Penna struthionis similis est pennis herodii, et accipitris.
14 Devekuşu yumurtalarını yere bırakır, Onları kumda ısıtır,
Quando derelinquit ova sua in terra, tu forsitan in pulvere calefacies ea?
15 Ayak altında ezilebileceklerini, Yabanıl hayvanlarca çiğnenebileceklerini düşünmez.
Obliviscitur quod pes conculcet ea, aut bestia agri conterat.
16 Yavrularına sert davranır, kendinin değilmiş gibi, Çektiği zahmetin boşa gideceğine üzülmez.

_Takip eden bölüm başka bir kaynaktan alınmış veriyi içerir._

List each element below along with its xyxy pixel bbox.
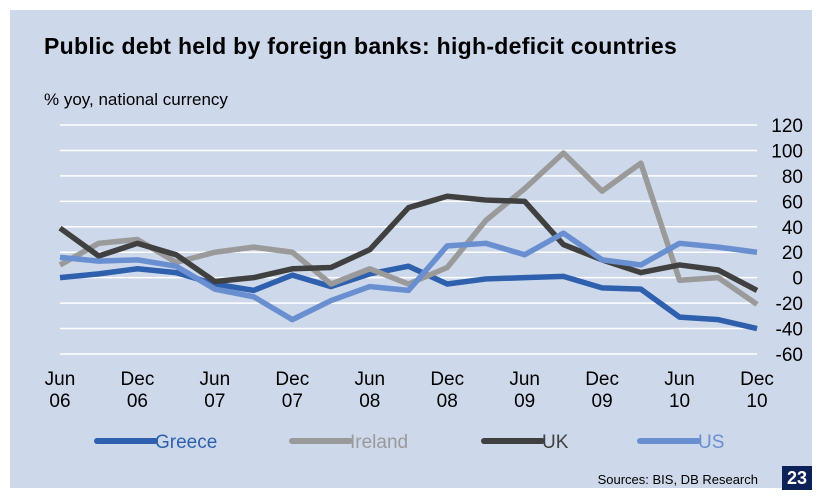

Duratur ad filios suos quasi non sint sui, frustra laboravit nullo timore cogente.
17 Çünkü Tanrı ona bilgelik bağışlamamış, Anlayıştan pay vermemiştir.
Privavit enim eam Deus sapientia, nec dedit illi intelligentiam.

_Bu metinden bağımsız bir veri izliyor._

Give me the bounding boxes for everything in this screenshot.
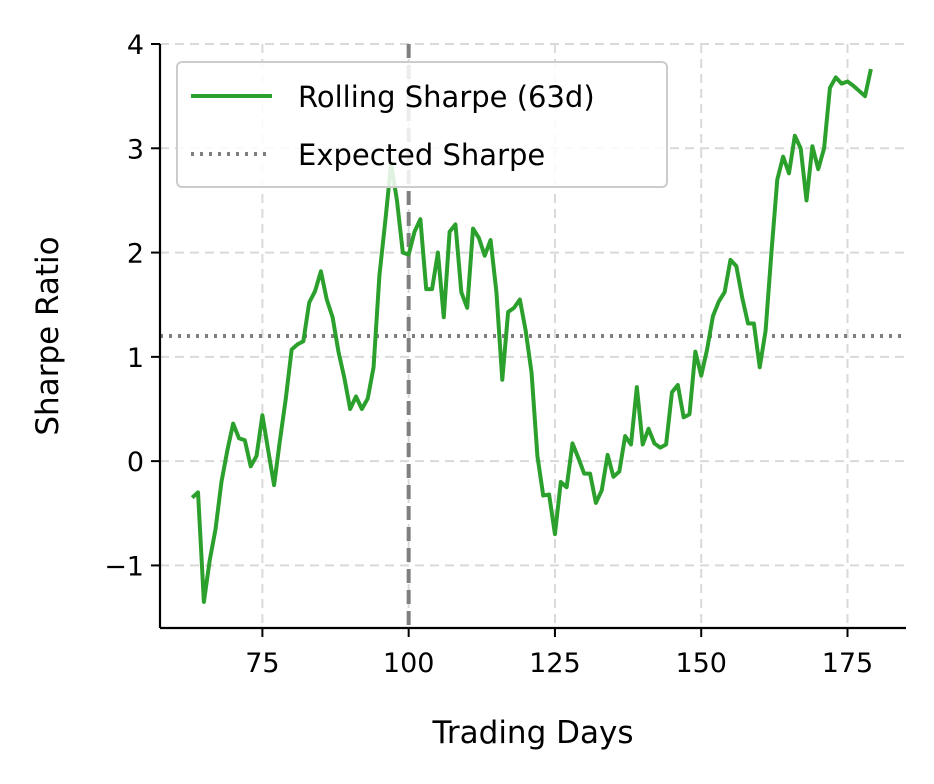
x-tick-label: 75 — [245, 648, 279, 679]
y-tick-label: 3 — [127, 134, 144, 165]
legend: Rolling Sharpe (63d) Expected Sharpe — [176, 61, 668, 188]
legend-label-expected-sharpe: Expected Sharpe — [298, 138, 545, 172]
series-layer — [190, 68, 873, 604]
axes — [158, 44, 906, 630]
y-tick-label: −1 — [104, 551, 144, 582]
rolling-sharpe-line — [190, 68, 873, 604]
x-tick-label: 175 — [822, 648, 874, 679]
legend-frame — [176, 61, 668, 188]
y-tick-label: 2 — [127, 239, 144, 270]
y-tick-label: 4 — [127, 30, 144, 61]
x-tick-label: 150 — [675, 648, 727, 679]
y-axis-label: Sharpe Ratio — [30, 236, 66, 435]
legend-label-rolling-sharpe: Rolling Sharpe (63d) — [298, 80, 595, 114]
x-tick-label: 100 — [383, 648, 435, 679]
x-axis-label: Trading Days — [432, 715, 634, 751]
y-tick-label: 1 — [127, 343, 144, 374]
ticks: 75 100 125 150 175 −1 0 1 2 3 4 — [104, 30, 873, 679]
x-tick-label: 125 — [529, 648, 581, 679]
y-tick-label: 0 — [127, 447, 144, 478]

18 Yine de koşmak için kabarınca Ata ve binicisine güler.
Cum tempus fuerit, in altum alas erigit: deridet equum et ascensorem eius.
19 “Sen mi ata güç verdin, Dalgalanan yeleyi boynuna giydirdin?
Numquid præbebis equo fortitudinem, aut circumdabis collo eius hinnitum?
20 Sen misin onu çekirge gibi sıçratan, Gururlu kişnemesiyle korku saçtıran?
Numquid suscitabis eum quasi locustas? gloria narium eius terror.
21 Ayakları toprağı şiddetle eşer, Gücünden ötürü sevinçle coşar, Savaşçının üstüne yürür.
Terram ungula fodit, exultat audacter: in occursum pergit armatis.
22 Korkuya güler, hiçbir şeyden yılmaz, Kılıç önünde geri adım atmaz.
Contemnit pavorem, nec cedit gladio.
23 Ok kılıfı, parıldayan mızrak ve pala Üzerinde takırdar atın.
Super ipsum sonabit pharetra, vibrabit hasta et clypeus.
24 Coşku ve heyecanla uzaklıkları yutar, Boru çalınca duramaz yerinde.
Fervens et fremens sorbet terram, nec reputat tubæ sonare clangorem.
25 Boru çaldıkça, ‘Hi!’ diye kişner, Savaş kokusunu, komutanların gürleyen sesini, Savaş çığlıklarını uzaklardan duyar.
Ubi audierit buccinam, dicit: Vah, procul odoratur bellum, exhortationem ducum, et ululatum exercitus.
26 “Atmaca senin bilgeliğinle mi süzülüyor, Kanatlarını güneye doğru açıyor?
Numquid per sapientiam tuam plumescit accipiter, expandens alas suas ad Austrum?
27 Kartal senin buyruğunla mı yükseliyor, Yuvasını yükseklere kuruyor?
Numquid ad præceptum tuum elevabitur aquila, et in arduis ponet nidum suum?
28 Uçurum kenarlarında konaklıyor, Sivri kayalar onun kalesi.
In petris manet, et in præruptis silicibus commoratur, atque inaccessis rupibus.
29 Oradan gözetliyor yiyeceğini, Gözleri avını uzaktan seçiyor.
Inde contemplatur escam, et de longe oculi eius prospiciunt,
30 Onun yavruları kanla beslenir, Leşler neredeyse, o da oradadır.”
Pulli eius lambent sanguinem: et ubicumque cadaver fuerit, statim adest.